We’ll be home for Christmas. Well, I’ll be home with my niece, just the two of us, without our usual big family gathering because of the pandemic.
Ever since I was a kid, our family always gathered for Christmas. I was born in a small, quaint town in Quezon and our Christmases were always celebrated with the family.

When my older siblings started college in Manila, we younger siblings always waited for their Christmas vacation. Their coming home always signaled that Christmas day was near. They would bring our new shoes and dresses/outfits bought from the big city. They would also bring Christmas fruits like apples and grapes . These fruits were imported and were rare at that time and their smell , specially the smell of apples, evoked the feeling of Christmas in me. These were essential fruits in our Noche Buena shared with the immediate family. The favorite dish was the fried chicken cooked in her own recipe by my mother.
Christmas Day is the time when our cousins come to visit our Lola in our ancestral home where we lived.
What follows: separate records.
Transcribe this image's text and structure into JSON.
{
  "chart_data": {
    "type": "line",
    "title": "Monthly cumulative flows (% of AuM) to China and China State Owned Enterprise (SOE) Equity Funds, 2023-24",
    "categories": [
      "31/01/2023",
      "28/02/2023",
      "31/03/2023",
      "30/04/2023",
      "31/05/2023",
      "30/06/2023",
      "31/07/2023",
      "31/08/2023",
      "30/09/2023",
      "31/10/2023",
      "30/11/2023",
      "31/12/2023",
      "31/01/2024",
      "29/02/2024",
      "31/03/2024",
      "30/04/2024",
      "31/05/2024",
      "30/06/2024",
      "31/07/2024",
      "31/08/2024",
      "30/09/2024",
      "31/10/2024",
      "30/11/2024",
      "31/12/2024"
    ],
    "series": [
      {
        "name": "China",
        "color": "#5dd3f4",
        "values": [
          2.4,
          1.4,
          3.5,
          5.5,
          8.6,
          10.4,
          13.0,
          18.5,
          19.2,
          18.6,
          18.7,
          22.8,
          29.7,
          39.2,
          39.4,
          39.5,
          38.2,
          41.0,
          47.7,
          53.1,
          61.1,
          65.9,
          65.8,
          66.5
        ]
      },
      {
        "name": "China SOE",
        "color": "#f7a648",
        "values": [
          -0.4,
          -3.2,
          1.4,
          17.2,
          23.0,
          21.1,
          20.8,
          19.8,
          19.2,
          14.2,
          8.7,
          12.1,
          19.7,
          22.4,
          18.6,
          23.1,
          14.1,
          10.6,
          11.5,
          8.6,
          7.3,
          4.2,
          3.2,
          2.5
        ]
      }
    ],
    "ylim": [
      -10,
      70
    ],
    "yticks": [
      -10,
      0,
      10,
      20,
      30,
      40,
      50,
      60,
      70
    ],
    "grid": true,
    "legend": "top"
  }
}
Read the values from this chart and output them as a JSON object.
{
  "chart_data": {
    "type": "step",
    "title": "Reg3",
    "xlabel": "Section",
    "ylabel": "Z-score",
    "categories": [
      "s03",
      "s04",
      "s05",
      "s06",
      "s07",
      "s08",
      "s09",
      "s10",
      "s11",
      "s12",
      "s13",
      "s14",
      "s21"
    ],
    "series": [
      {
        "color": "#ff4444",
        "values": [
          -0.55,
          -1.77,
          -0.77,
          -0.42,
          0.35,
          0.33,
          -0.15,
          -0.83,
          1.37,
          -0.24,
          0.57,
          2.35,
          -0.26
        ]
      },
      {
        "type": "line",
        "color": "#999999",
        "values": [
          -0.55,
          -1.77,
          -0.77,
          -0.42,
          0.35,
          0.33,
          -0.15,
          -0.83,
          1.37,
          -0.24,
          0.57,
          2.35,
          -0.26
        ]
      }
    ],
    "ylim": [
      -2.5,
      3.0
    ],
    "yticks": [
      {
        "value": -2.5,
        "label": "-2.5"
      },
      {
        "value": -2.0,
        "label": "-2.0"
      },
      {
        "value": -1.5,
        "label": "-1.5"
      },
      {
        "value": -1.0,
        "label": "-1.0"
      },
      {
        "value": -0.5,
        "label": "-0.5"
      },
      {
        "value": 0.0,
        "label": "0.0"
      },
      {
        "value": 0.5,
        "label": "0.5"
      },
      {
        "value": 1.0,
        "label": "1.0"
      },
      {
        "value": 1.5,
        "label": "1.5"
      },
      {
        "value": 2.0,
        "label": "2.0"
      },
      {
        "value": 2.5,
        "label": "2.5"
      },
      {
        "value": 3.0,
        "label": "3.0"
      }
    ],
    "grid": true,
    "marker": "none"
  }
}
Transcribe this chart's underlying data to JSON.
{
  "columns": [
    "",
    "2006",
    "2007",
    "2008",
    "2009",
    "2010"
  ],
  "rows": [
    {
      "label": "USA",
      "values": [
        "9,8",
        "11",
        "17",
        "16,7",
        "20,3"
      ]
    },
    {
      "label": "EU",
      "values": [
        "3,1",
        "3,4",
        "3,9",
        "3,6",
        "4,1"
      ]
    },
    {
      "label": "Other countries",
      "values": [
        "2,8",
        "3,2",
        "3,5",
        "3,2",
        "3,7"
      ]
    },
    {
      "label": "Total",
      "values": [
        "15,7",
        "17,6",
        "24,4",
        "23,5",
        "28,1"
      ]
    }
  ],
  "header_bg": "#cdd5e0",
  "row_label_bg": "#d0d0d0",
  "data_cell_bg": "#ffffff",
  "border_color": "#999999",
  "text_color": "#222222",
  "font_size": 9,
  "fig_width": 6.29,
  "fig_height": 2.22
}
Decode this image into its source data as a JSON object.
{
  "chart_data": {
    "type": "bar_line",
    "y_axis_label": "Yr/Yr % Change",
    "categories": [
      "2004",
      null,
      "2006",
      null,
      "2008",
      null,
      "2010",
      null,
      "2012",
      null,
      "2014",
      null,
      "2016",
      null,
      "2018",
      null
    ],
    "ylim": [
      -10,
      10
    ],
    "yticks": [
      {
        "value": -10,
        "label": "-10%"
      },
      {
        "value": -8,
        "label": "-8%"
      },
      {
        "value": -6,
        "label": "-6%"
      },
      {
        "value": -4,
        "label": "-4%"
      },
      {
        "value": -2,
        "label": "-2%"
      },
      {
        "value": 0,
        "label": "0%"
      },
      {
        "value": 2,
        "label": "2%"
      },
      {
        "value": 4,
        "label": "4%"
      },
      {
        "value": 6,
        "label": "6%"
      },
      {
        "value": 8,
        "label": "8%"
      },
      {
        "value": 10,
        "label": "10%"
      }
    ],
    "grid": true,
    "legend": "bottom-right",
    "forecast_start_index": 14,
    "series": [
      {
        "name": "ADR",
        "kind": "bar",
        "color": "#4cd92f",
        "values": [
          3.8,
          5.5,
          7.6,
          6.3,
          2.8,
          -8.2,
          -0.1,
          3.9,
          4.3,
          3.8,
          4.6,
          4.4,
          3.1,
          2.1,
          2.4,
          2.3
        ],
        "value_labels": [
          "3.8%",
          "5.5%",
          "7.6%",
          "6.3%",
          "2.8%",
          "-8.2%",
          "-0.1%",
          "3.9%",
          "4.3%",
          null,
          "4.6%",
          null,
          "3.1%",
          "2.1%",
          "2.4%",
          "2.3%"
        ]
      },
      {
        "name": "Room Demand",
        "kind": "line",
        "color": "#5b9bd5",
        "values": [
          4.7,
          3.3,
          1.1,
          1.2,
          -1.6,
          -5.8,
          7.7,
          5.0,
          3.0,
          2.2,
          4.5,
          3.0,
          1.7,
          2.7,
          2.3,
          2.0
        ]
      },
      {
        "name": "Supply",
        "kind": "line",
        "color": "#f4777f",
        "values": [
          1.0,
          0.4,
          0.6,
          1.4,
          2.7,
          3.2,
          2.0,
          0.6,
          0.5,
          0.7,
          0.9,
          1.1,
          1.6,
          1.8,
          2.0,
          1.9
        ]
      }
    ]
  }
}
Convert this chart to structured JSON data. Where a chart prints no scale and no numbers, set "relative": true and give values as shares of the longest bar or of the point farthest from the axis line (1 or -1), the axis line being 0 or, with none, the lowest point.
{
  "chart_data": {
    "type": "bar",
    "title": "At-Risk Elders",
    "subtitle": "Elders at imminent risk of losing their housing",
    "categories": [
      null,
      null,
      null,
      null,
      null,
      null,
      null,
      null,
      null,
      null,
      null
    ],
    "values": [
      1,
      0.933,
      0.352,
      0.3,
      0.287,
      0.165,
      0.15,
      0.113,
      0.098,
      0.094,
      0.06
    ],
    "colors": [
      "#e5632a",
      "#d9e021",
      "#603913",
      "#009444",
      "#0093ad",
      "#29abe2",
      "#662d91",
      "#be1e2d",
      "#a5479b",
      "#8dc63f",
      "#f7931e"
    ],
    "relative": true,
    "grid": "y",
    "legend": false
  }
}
There was no obligatory gift giving in our family then. We kids just hang socks on the Christmas tree and eagerly looked for small gifts in the socks as soon as we woke up on Christmas morning.

We wore our new outfits in going to church for the mass on Christmas day. We met almost everyone in church and we knew almost everyone in our town so after mass, we kept beaming and smiling because we saw and greeted familiar people. As we walked home , we were greeted and greeted back in turn by people we met on the streets. Then we kids would go to our relatives and godparents to visit them, in Tagalog “namamasko”. It was heartwarming seeing many walking on the streets for their “pamamasko”. Some of us felt the strain on our feet due to new shoes but we kept on our “pamamasko”. In the afternoon, it was customary for the teenagers and other adults to have their turn in visiting friends and relatives. That was pure familial and community bonding even if for us kids, our motivation was not only familial love but also our aspiration for Christmas gifts, usually money so kids could carry the gifts in visiting godparents and relatives from house to house.
As each one of us siblings reached college levels , we moved to Manila one by one. But Christmas was still a homecoming. For us younger siblings, it was our turn to look forward to coming home and see our parents , relatives and old friends from grade school and high school.
As most of us graduated and pursued our careers and dreams in Metro Manila or for some of us, in other countries, we started to have our Christmas reunions in the city. We looked forward to our coming together , some of us would come from our hometown, some from other parts of Metro Manila and some from other countries.


This year will be different because of the pandemic. But family bonding lives on as we share the joy and hopes of Christmas through new ways in the so-called new normal and we celebrate together in spirit even if physically we’re far apart.